DOUBLE-SIDED TABLETKA

Details
DOUBLE-SIDED TABLETKA

MOSCOW, 16TH CENTURY

The obverse with the Holy Trinity in the guise of three messengers seated in the desert before the Oak of Mamre, the reverse with the Three Youths Cast Into the Fiery Furnace, the youths shown within an hexagonal furnace, holding hands and joined with a guardian angel who protectively spreads her wings over them, ther names designated in red, Ananias, Azarias and Mishael, below, the men that threw them into the furnace, are overcome by heat
9¼ x 7 3/8in. (23.5 x 18.7cm.)
Provenance
Zeiner-Henriksen Collection, Oslo.
Exhibited
Gothenborg, Art Museum, September-October, 1927.
Oslo, National Gallery, February-March, 1928.
Oslo, Kunstforening, 1957.

Lot Essay

Hananiah, Mishael and Azariah were sons of Judah. They were given the Babylonian names Meshack, Shadrach and Abednego by Nebuchadnessars chief eunuch. When they refused to bow down to the golden image Nebuchadnezzar had made, they were thrown into a fiery furnace. They walked from it unscathed but the furnace was so hot that the men who threw them in perished. (Daniel 1:7, 2:49, 3:1-30).

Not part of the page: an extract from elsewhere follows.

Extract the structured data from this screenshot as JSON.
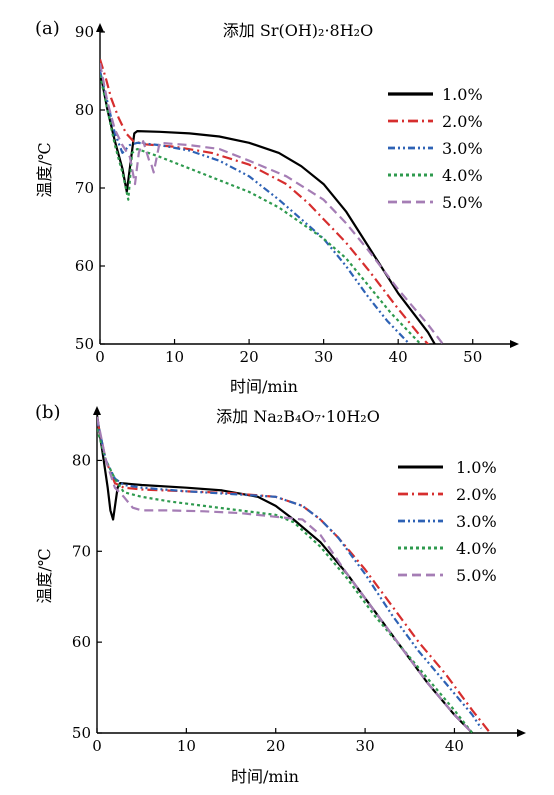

The iconography and inspiration for this tabletka would appear to have been derived from models based on the famous, late 15th/early 16th tabletki from the St. Sophia Cathedral in Novgorod. The dimensions of the offered tabletka also correspond with these earlier models. However, in the St. Sophia tabletki, the present subjects do not appear together; the Three Boys in the Fiery Furnace is combined with the Assembly of Archangels, and the Holy Trinity with the Hodigitria. (See V.N. Lazarev, The Double-Faced Tablets from the St. Sophia Cathedral in Novgorod: Pages from the History of Novgorodian Painting, Moscow, 1977, Nos.V and XIX.

Lazarev also discusses four tabletki from the Zeiner-Henriksen collection. (Op cit. p.47).

The offered icon is closest to a tabletka in the Timken Art Gallery, San Diego, one side of which has the Three Youths in the Fiery Furnace the other the Forty Martyrs of Sebaste. See Byzantine Greek and Russian Icons, Exhibition catalogue, London (Temple Gallery), 1979, pp.32-36.